Por isso, diz Andrew Kenningham, “um aumento das tarifas em abril, ou mais provavelmente em junho, é muito provável se os preços da energia se mantiverem nos níveis atuais ou acima destes – o que também parece bastante provável”. A este respeito, Vincent Mortier, responsável de investimentos da Amundi, uma das maiores gestoras de fundos do mundo, salientou nesta quinta-feira que aquilo que os mercados financeiros estão a prever, nesta fase, é que o conflito possa arrastar-se por vários meses.

A conferência mais curta do que o habitual (Lagarde tinha de ir apanhar o avião)

Lagarde, que fez uma conferência de imprensa mais curta do que o habitual, porque tinha de apanhar um avião para Bruxelas, não foi confrontada pelos jornalistas com estes números porque só foram divulgados depois.
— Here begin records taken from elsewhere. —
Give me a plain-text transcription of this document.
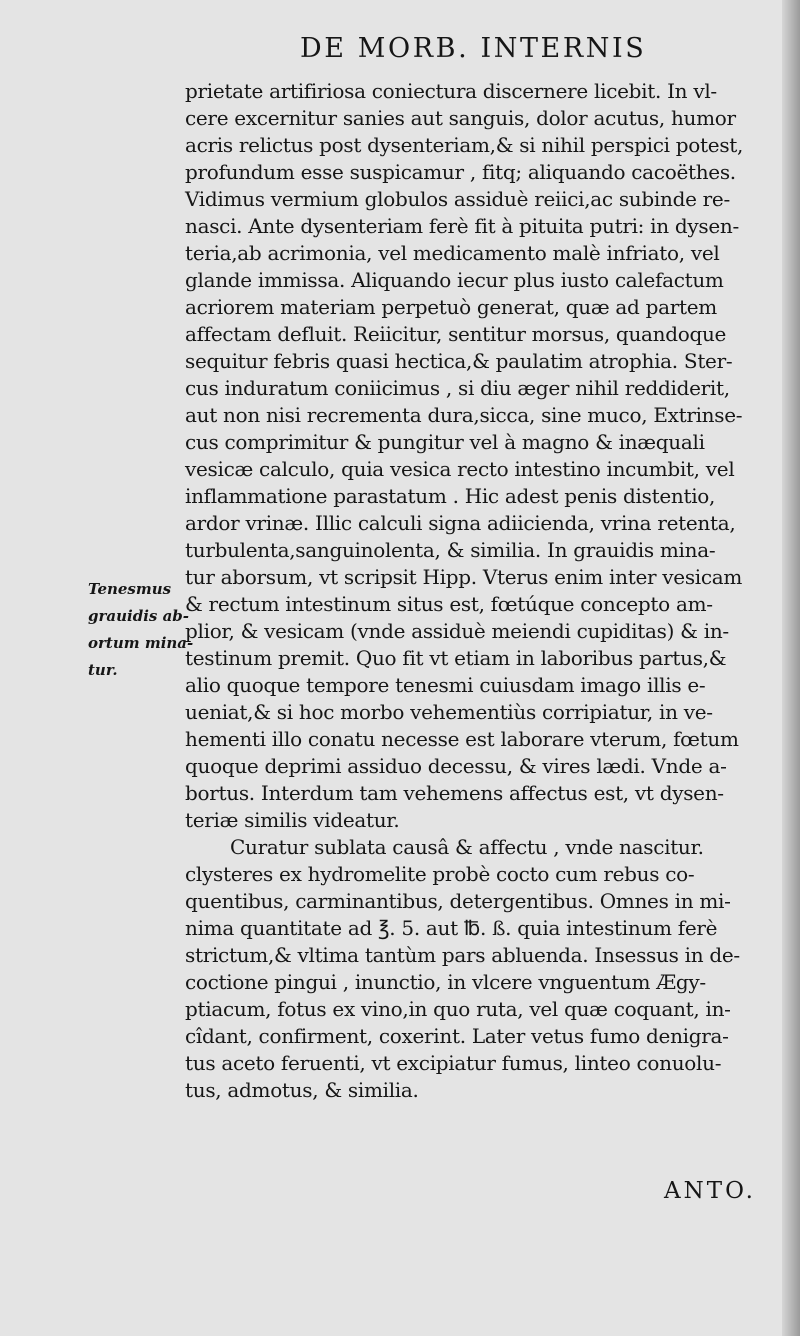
DE MORB. INTERNIS
Tenesmus
grauidis ab-
ortum mina-
tur.
prietate artifiriosa coniectura discernere licebit. In vl-
cere excernitur sanies aut sanguis, dolor acutus, humor
acris relictus post dysenteriam,& si nihil perspici potest,
profundum esse suspicamur , fitq; aliquando cacoëthes.
Vidimus vermium globulos assiduè reiici,ac subinde re-
nasci. Ante dysenteriam ferè fit à pituita putri: in dysen-
teria,ab acrimonia, vel medicamento malè infriato, vel
glande immissa. Aliquando iecur plus iusto calefactum
acriorem materiam perpetuò generat, quæ ad partem
affectam defluit. Reiicitur, sentitur morsus, quandoque
sequitur febris quasi hectica,& paulatim atrophia. Ster-
cus induratum coniicimus , si diu æger nihil reddiderit,
aut non nisi recrementa dura,sicca, sine muco, Extrinse-
cus comprimitur & pungitur vel à magno & inæquali
vesicæ calculo, quia vesica recto intestino incumbit, vel
inflammatione parastatum . Hic adest penis distentio,
ardor vrinæ. Illic calculi signa adiicienda, vrina retenta,
turbulenta,sanguinolenta, & similia. In grauidis mina-
tur aborsum, vt scripsit Hipp. Vterus enim inter vesicam
& rectum intestinum situs est, fœtúque concepto am-
plior, & vesicam (vnde assiduè meiendi cupiditas) & in-
testinum premit. Quo fit vt etiam in laboribus partus,&
alio quoque tempore tenesmi cuiusdam imago illis e-
ueniat,& si hoc morbo vehementiùs corripiatur, in ve-
hementi illo conatu necesse est laborare vterum, fœtum
quoque deprimi assiduo decessu, & vires lædi. Vnde a-
bortus. Interdum tam vehemens affectus est, vt dysen-
teriæ similis videatur.
Curatur sublata causâ & affectu , vnde nascitur.
clysteres ex hydromelite probè cocto cum rebus co-
quentibus, carminantibus, detergentibus. Omnes in mi-
nima quantitate ad ℥. 5. aut ℔. ß. quia intestinum ferè
strictum,& vltima tantùm pars abluenda. Insessus in de-
coctione pingui , inunctio, in vlcere vnguentum Ægy-
ptiacum, fotus ex vino,in quo ruta, vel quæ coquant, in-
cîdant, confirment, coxerint. Later vetus fumo denigra-
tus aceto feruenti, vt excipiatur fumus, linteo conuolu-
tus, admotus, & similia.
ANTO.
Mas o próprio BCE reconhece que, nesses enquadramentos mais gravosos, “especialmente no cenário severo, as subidas na inflação já seriam parcialmente limitadas por uma política monetária mais apertada”.

Ou seja, a possibilidade de aumento da taxa de juro é mesmo real – e, embora Lagarde tenha evitado dizê-lo em viva voz, isso está escrito, preto no branco, no documento que o BCE divulgou minutos depois do fim da conferência de imprensa.
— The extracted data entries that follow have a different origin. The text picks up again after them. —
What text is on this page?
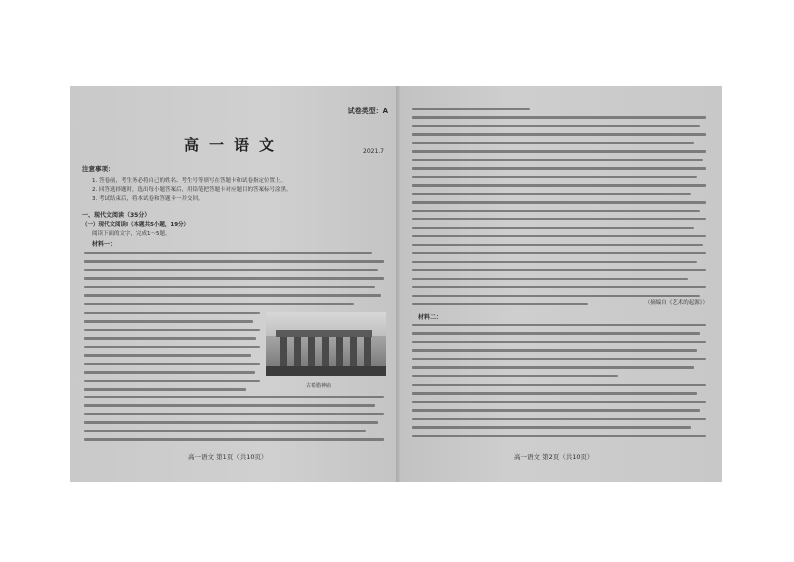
试卷类型：A
高一语文	2021.7
注意事项：
1. 答卷前，考生务必将自己的姓名、考生号等填写在答题卡和试卷指定位置上。
2. 回答选择题时，选出每小题答案后，用铅笔把答题卡对应题目的答案标号涂黑。
3. 考试结束后，将本试卷和答题卡一并交回。
一、现代文阅读（35分）
（一）现代文阅读Ⅰ（本题共5小题，19分）
阅读下面的文字，完成1～5题。
材料一：
古希腊神庙
高一语文 第1页（共10页）
（摘编自《艺术的起源》）
材料二：
高一语文 第2页（共10页）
Filipe Garcia, do IMF, diz que a francesa “tentou ancorar as expectativas de inflação, dando a entender que a subida de preços será temporária e não se transmitirá significativamente dos preços da energia para o resto da economia”. No entanto, diz o especialista, Lagarde “não conseguiu disfarçar a excecionalidade do momento, o que se notou no tom de voz e na urgência com que foi necessário refazer os cenários de previsão”.

“Ou seja, não foi uma conferência de imprensa como as outras, sentiu-se a preocupação e a incerteza“, afirma Filipe Garcia, acrescentando que “o BCE sabe que se trata de um fator exógeno, mas também que recai sobre si a responsabilidade de não permitir a subida da inflação”. Foi isso que aconteceu em 2022: a autoridade monetária foi lenta a reconhecer a forma como a subida dos preços da energia era capaz de contagiar as expectativas de inflação em toda a economia.
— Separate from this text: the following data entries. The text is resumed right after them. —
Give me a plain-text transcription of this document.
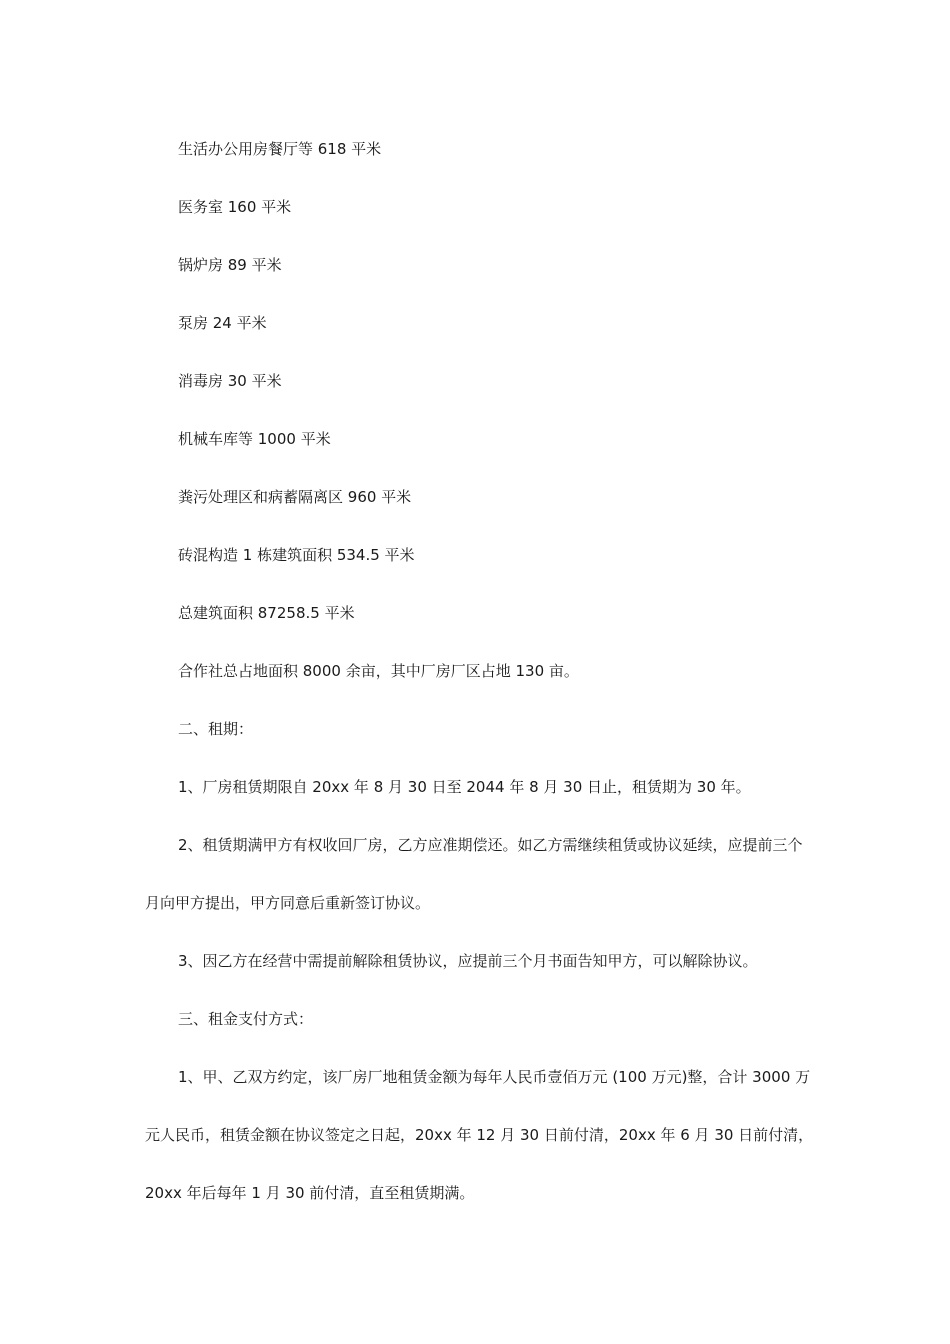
生活办公用房餐厅等 618 平米

医务室 160 平米

锅炉房 89 平米

泵房 24 平米

消毒房 30 平米

机械车库等 1000 平米

粪污处理区和病蓄隔离区 960 平米

砖混构造 1 栋建筑面积 534.5 平米

总建筑面积 87258.5 平米

合作社总占地面积 8000 余亩，其中厂房厂区占地 130 亩。

二、租期：

1、厂房租赁期限自 20xx 年 8 月 30 日至 2044 年 8 月 30 日止，租赁期为 30 年。

2、租赁期满甲方有权收回厂房，乙方应准期偿还。如乙方需继续租赁或协议延续，应提前三个月向甲方提出，甲方同意后重新签订协议。

3、因乙方在经营中需提前解除租赁协议，应提前三个月书面告知甲方，可以解除协议。

三、租金支付方式：

1、甲、乙双方约定，该厂房厂地租赁金额为每年人民币壹佰万元 (100 万元)整，合计 3000 万元人民币，租赁金额在协议签定之日起，20xx 年 12 月 30 日前付清，20xx 年 6 月 30 日前付清，20xx 年后每年 1 月 30 前付清，直至租赁期满。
https://observador.pt/especiais/juros-novamente-a-subir-guerra-no-medio-oriente-pode-elevar-inflacao-para-os-3-e-deixar-o-bce-num-dilema/

Agora, a própria Christine Lagarde sublinha que a situação é diferente. Bem antes da guerra na Ucrânia, já era facilmente discernível um ímpeto inflacionista nas economias desenvolvidas, à conta dos níveis baixos da taxa de juro que havia na altura (-0,5% na zona euro, um valor negativo) e das perturbações que existiram à saída da pandemia de Covid-19, em parte relacionadas com os estímulos lançados pelos Estados.

Desta vez, é diferente. As taxas de juro estão num nível mais “neutro” e não existe tanta pressão dos estímulos públicos – porém, há um outro fator que, reconheceu Lagarde, pode funcionar em sentido contrário: a “memória fresca” do recente surto inflacionista poderá contribuir para que as expectativas de inflação se alastrem e se enraizem mais rapidamente entre os agentes económicos.